I have 2 coreless filters in my Bullfrog A7. The touchscreen and app prompts me to "Rinse filter with hose" every 30 days and "Clean filter in solution" every 60 days. My water is crystal clear and needs nothing except for 150mL chlorine after each soak (every 3 days) and ~40g dry acid every 2-3 weeks.
Usage is 2 persons, 3 times a week, 2 hours per soak = 12 person-hours per week. Filtration+ozonation set to 0.5 hours once every day, and filtration+ozonation also runs during heating cycles (which is 3-6 hours before soak time).
The higher your person-hours of usage per week, the more frequent you will need to clean your filters. It also depends on the filter capacity, in terms of how much dirt it can hold before it either clogs or starts releasing it back into the water.
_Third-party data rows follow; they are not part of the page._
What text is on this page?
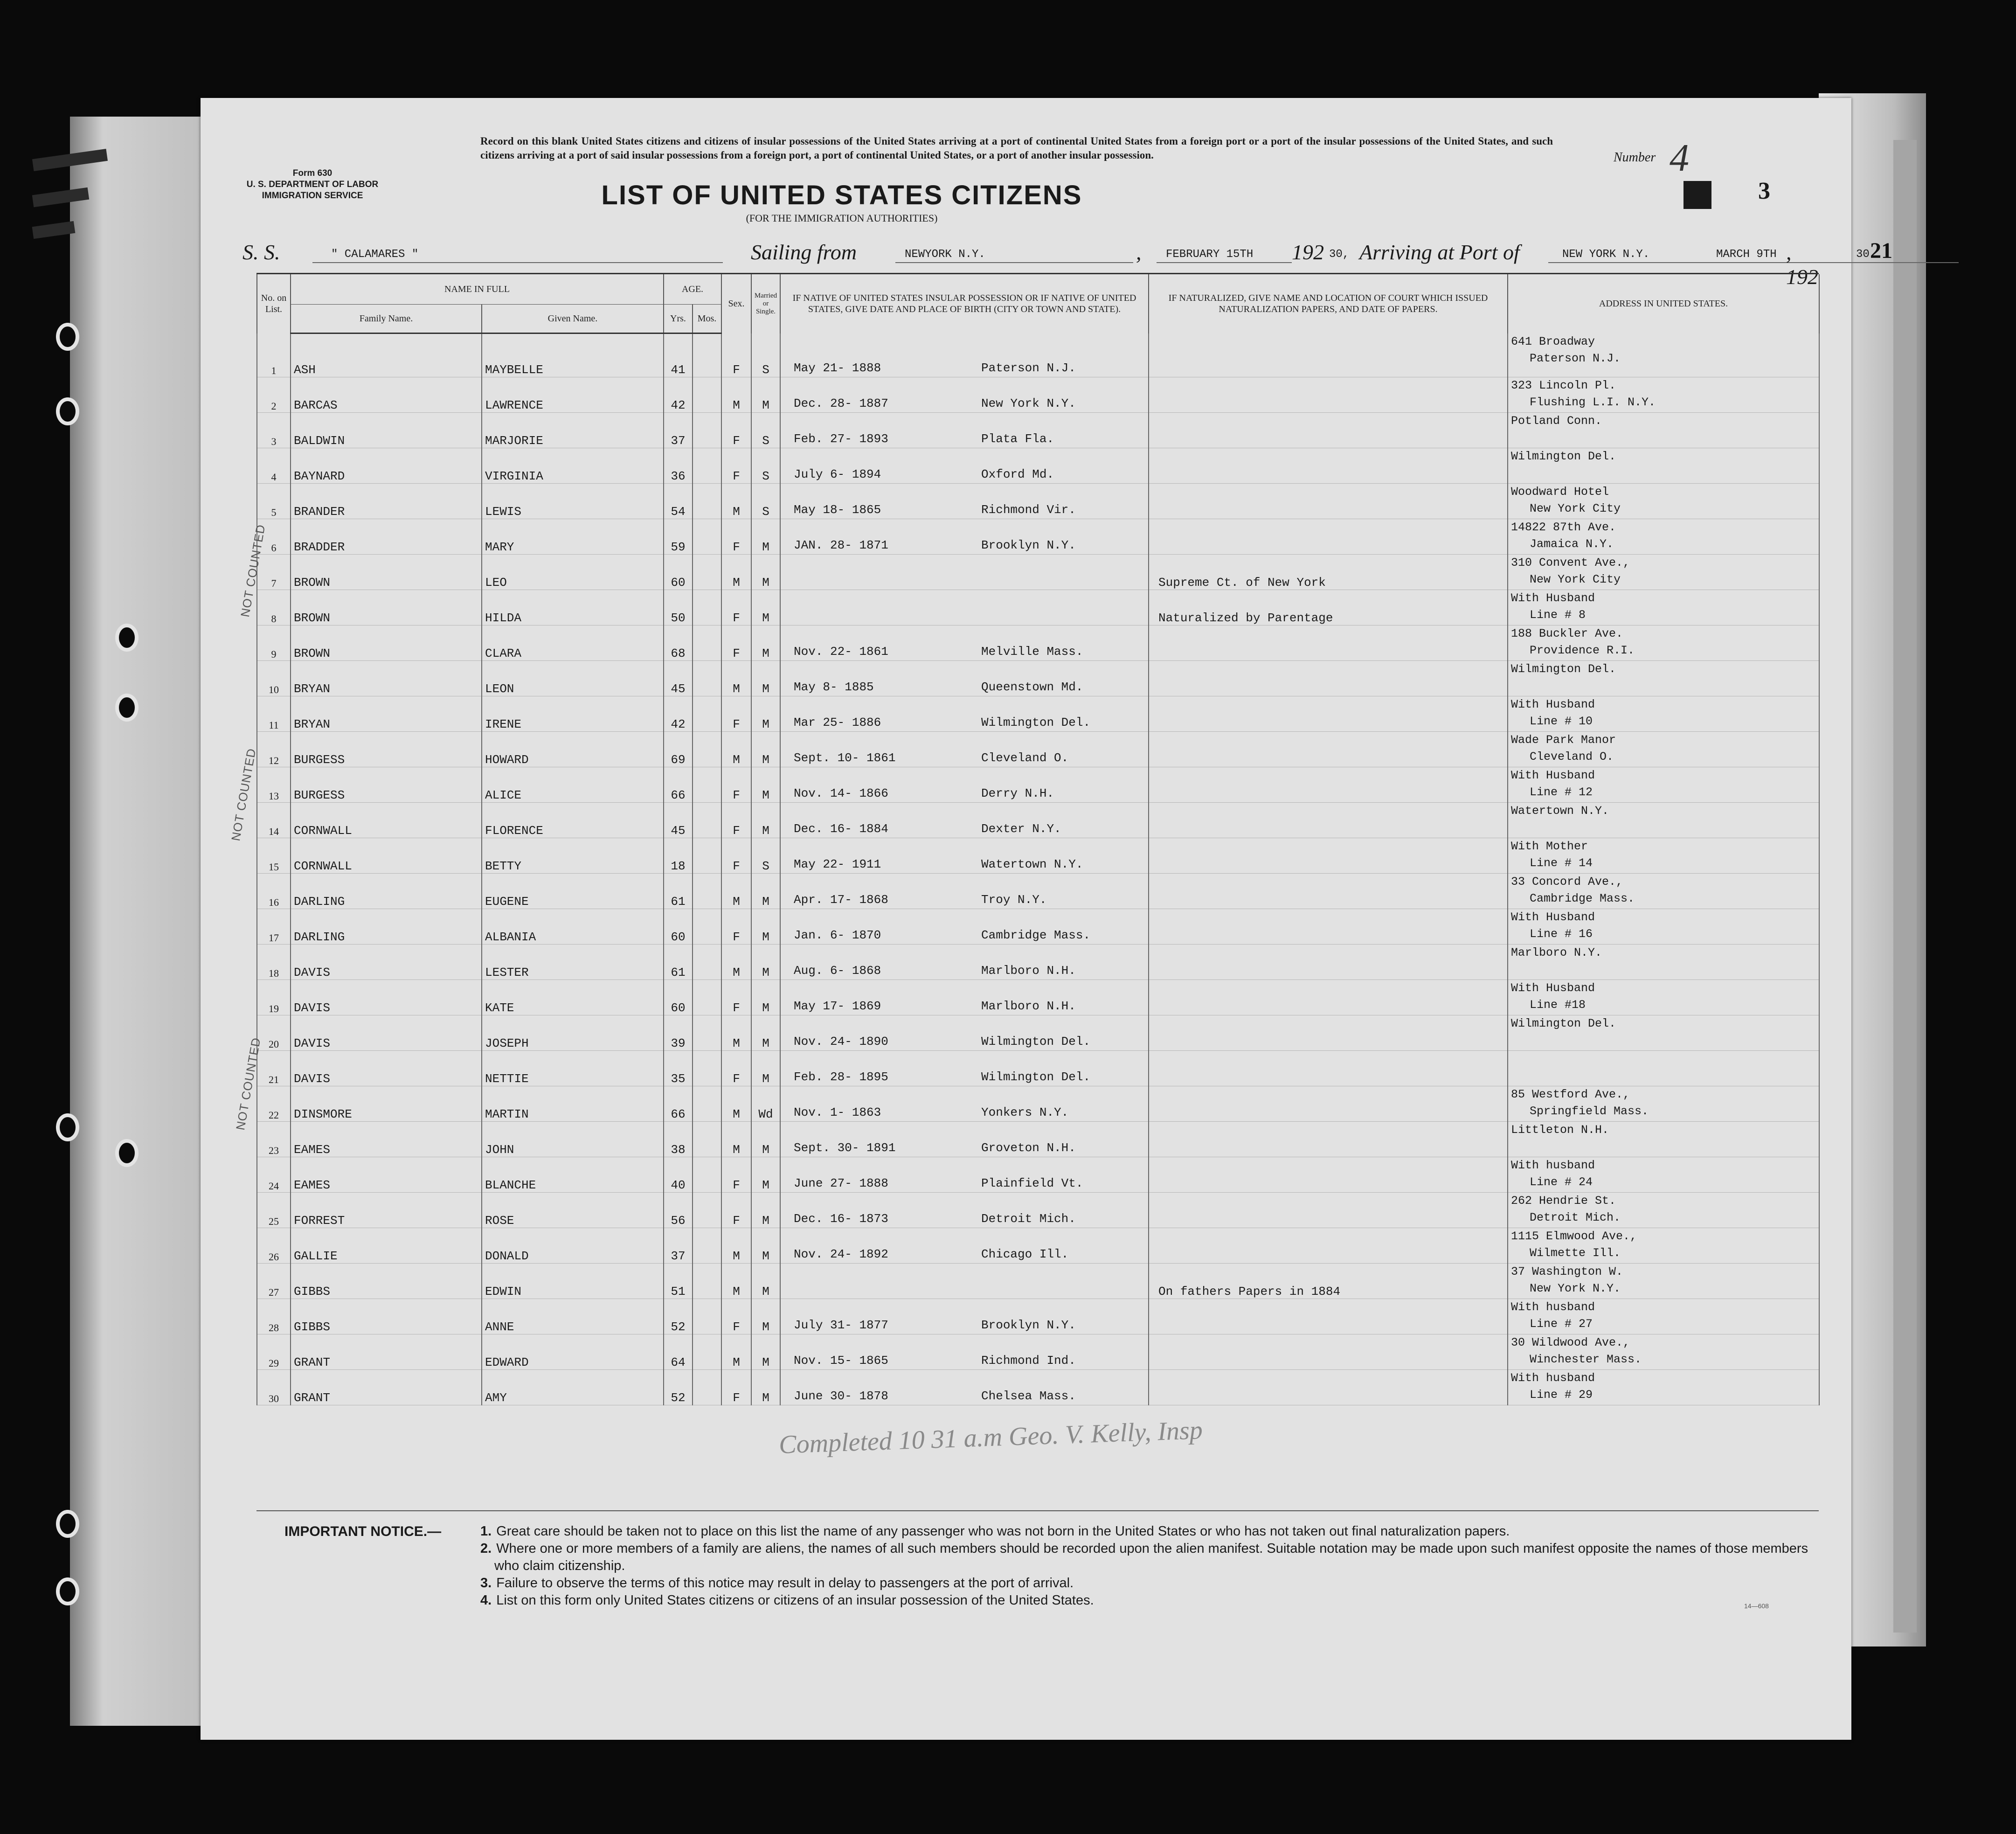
Form 630
U. S. DEPARTMENT OF LABOR
IMMIGRATION SERVICE
Record on this blank United States citizens and citizens of insular possessions of the United States arriving at a port of continental United States from a foreign port or a port of the insular possessions of the United States, and such citizens arriving at a port of said insular possessions from a foreign port, a port of continental United States, or a port of another insular possession.	Number 4
3
LIST OF UNITED STATES CITIZENS
(FOR THE IMMIGRATION AUTHORITIES)
S. S.	" CALAMARES "	Sailing from	NEWYORK N.Y.	, FEBRUARY 15TH 192 30, Arriving at Port of	NEW YORK N.Y.	MARCH 9TH , 192
30 21
No. on List.	NAME IN FULL		AGE.		Sex.	Married or Single.	IF NATIVE OF UNITED STATES INSULAR POSSESSION OR IF NATIVE OF UNITED STATES, GIVE DATE AND PLACE OF BIRTH (CITY OR TOWN AND STATE).	IF NATURALIZED, GIVE NAME AND LOCATION OF COURT WHICH ISSUED NATURALIZATION PAPERS, AND DATE OF PAPERS.	ADDRESS IN UNITED STATES.
	Family Name.	Given Name.	Yrs.	Mos.					
1	ASH	MAYBELLE	41		F	S	May 21- 1888 Paterson N.J.		641 Broadway
Paterson N.J.

2	BARCAS	LAWRENCE	42		M	M	Dec. 28- 1887 New York N.Y.		323 Lincoln Pl.
Flushing L.I. N.Y.

3	BALDWIN	MARJORIE	37		F	S	Feb. 27- 1893 Plata Fla.		Potland Conn.

4	BAYNARD	VIRGINIA	36		F	S	July 6- 1894 Oxford Md.		Wilmington Del.

5	BRANDER	LEWIS	54		M	S	May 18- 1865 Richmond Vir.		Woodward Hotel
New York City

6	BRADDER	MARY	59		F	M	JAN. 28- 1871 Brooklyn N.Y.		14822 87th Ave.
Jamaica N.Y.

7	BROWN	LEO	60		M	M		Supreme Ct. of New York	310 Convent Ave.,
New York City

8	BROWN	HILDA	50		F	M		Naturalized by Parentage	With Husband
Line # 8

9	BROWN	CLARA	68		F	M	Nov. 22- 1861 Melville Mass.		188 Buckler Ave.
Providence R.I.

10	BRYAN	LEON	45		M	M	May 8- 1885 Queenstown Md.		Wilmington Del.

11	BRYAN	IRENE	42		F	M	Mar 25- 1886 Wilmington Del.		With Husband
Line # 10

12	BURGESS	HOWARD	69		M	M	Sept. 10- 1861 Cleveland O.		Wade Park Manor
Cleveland O.

13	BURGESS	ALICE	66		F	M	Nov. 14- 1866 Derry N.H.		With Husband
Line # 12

14	CORNWALL	FLORENCE	45		F	M	Dec. 16- 1884 Dexter N.Y.		Watertown N.Y.

15	CORNWALL	BETTY	18		F	S	May 22- 1911 Watertown N.Y.		With Mother
Line # 14

16	DARLING	EUGENE	61		M	M	Apr. 17- 1868 Troy N.Y.		33 Concord Ave.,
Cambridge Mass.

17	DARLING	ALBANIA	60		F	M	Jan. 6- 1870 Cambridge Mass.		With Husband
Line # 16

18	DAVIS	LESTER	61		M	M	Aug. 6- 1868 Marlboro N.H.		Marlboro N.Y.

19	DAVIS	KATE	60		F	M	May 17- 1869 Marlboro N.H.		With Husband
Line #18

20	DAVIS	JOSEPH	39		M	M	Nov. 24- 1890 Wilmington Del.		Wilmington Del.

21	DAVIS	NETTIE	35		F	M	Feb. 28- 1895 Wilmington Del.		

22	DINSMORE	MARTIN	66		M	Wd	Nov. 1- 1863 Yonkers N.Y.		85 Westford Ave.,
Springfield Mass.

23	EAMES	JOHN	38		M	M	Sept. 30- 1891 Groveton N.H.		Littleton N.H.

24	EAMES	BLANCHE	40		F	M	June 27- 1888 Plainfield Vt.		With husband
Line # 24

25	FORREST	ROSE	56		F	M	Dec. 16- 1873 Detroit Mich.		262 Hendrie St.
Detroit Mich.

26	GALLIE	DONALD	37		M	M	Nov. 24- 1892 Chicago Ill.		1115 Elmwood Ave.,
Wilmette Ill.

27	GIBBS	EDWIN	51		M	M		On fathers Papers in 1884	37 Washington W.
New York N.Y.

28	GIBBS	ANNE	52		F	M	July 31- 1877 Brooklyn N.Y.		With husband
Line # 27

29	GRANT	EDWARD	64		M	M	Nov. 15- 1865 Richmond Ind.		30 Wildwood Ave.,
Winchester Mass.

30	GRANT	AMY	52		F	M	June 30- 1878 Chelsea Mass.		With husband
Line # 29
NOT COUNTED
NOT COUNTED
NOT COUNTED
Completed 10 31 a.m Geo. V. Kelly, Insp
IMPORTANT NOTICE.—	1. Great care should be taken not to place on this list the name of any passenger who was not born in the United States or who has not taken out final naturalization papers.

2. Where one or more members of a family are aliens, the names of all such members should be recorded upon the alien manifest. Suitable notation may be made upon such manifest opposite the names of those members who claim citizenship.

3. Failure to observe the terms of this notice may result in delay to passengers at the port of arrival.

4. List on this form only United States citizens or citizens of an insular possession of the United States.	14—608
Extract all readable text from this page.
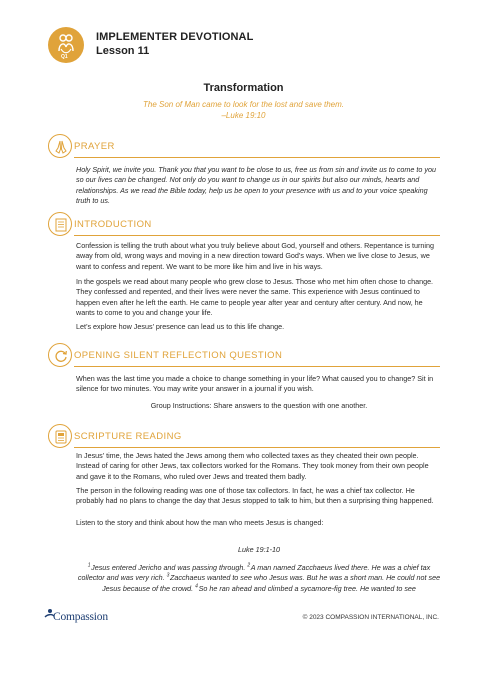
Q1
IMPLEMENTER DEVOTIONAL
Lesson 11
Transformation
The Son of Man came to look for the lost and save them.
–Luke 19:10
PRAYER
Holy Spirit, we invite you. Thank you that you want to be close to us, free us from sin and invite us to come to you so our lives can be changed. Not only do you want to change us in our spirits but also our minds, hearts and relationships. As we read the Bible today, help us be open to your presence with us and to your voice speaking truth to us.
INTRODUCTION
Confession is telling the truth about what you truly believe about God, yourself and others. Repentance is turning away from old, wrong ways and moving in a new direction toward God’s ways. When we live close to Jesus, we want to confess and repent. We want to be more like him and live in his ways.
In the gospels we read about many people who grew close to Jesus. Those who met him often chose to change. They confessed and repented, and their lives were never the same. This experience with Jesus continued to happen even after he left the earth. He came to people year after year and century after century. And now, he wants to come to you and change your life.
Let’s explore how Jesus’ presence can lead us to this life change.
OPENING SILENT REFLECTION QUESTION
When was the last time you made a choice to change something in your life? What caused you to change? Sit in silence for two minutes. You may write your answer in a journal if you wish.
Group Instructions: Share answers to the question with one another.
SCRIPTURE READING
In Jesus’ time, the Jews hated the Jews among them who collected taxes as they cheated their own people. Instead of caring for other Jews, tax collectors worked for the Romans. They took money from their own people and gave it to the Romans, who ruled over Jews and treated them badly.
The person in the following reading was one of those tax collectors. In fact, he was a chief tax collector. He probably had no plans to change the day that Jesus stopped to talk to him, but then a surprising thing happened.
Listen to the story and think about how the man who meets Jesus is changed:
Luke 19:1-10
$^1$ Jesus entered Jericho and was passing through. $^2$ A man named Zacchaeus lived there. He was a chief tax collector and was very rich. $^3$ Zacchaeus wanted to see who Jesus was. But he was a short man. He could not see Jesus because of the crowd. $^4$ So he ran ahead and climbed a sycamore-fig tree. He wanted to see
Compassion	© 2023 COMPASSION INTERNATIONAL, INC.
I use the Mikise PowerPic Reach (
MIKISE | POWER PIC REACH | Ultimate Filter Cleaning Tools) first to blast the dirt from the inside out.
Then I use the Mikise Filter Flosser (
MIKISE | FILTER FLOSSER | Ultimate Filter Cleaning Tools) to spray the filter from the top of the pleats down through bottom. Other similar filter tools are plastic instead of metal, with plastic prongs that stick in between the pleats. These deeper prongs may or may not work better, I haven't tried.
These 2 Mikise tools are all metal and built very well, expecting them to last 10-20 years if not more. The plastic tools seemed like they would have a short life and not survive an accidental drop, so I didn't bother trying based on their plastic construction.
After pressure washing with these 2 Mikise tools, I soak the 2 filters in their own buckets that are small enough such that the filters sit in the buckets with minimal space to spare on the top and edges. I then add filter cleaning solution according to the bottle's dlution ratio, spin the filters around so the solution is thoroughly mixed, set a filled glass jar on top to keep the filters submerged, then leave them overnight. Next day, rinse the filters thoroughly, and reinstall while wet.
Some people recommend drying the filters before reinstallation, but no one has provided me any real logic or science behind it, or even a spa manufacturer or filter manufacturer recommendation. Unless the filters are brand new on the store shelf, filters are always wet no matter what, whether they are in the spa, being rinsed, or being soaked in solution. When other paper media gets wet and dries, its fiber structure deteriorates due to microfolds and microcreases developing inside the media as it dries, and the paper also shrinks and pulls away from glued/bound edges. Can't say if the spa filter media reacts the same, but we do know that these filters in their natural state are completely wet and immersed for weeks/months at a time, so I don't see any reason to change that.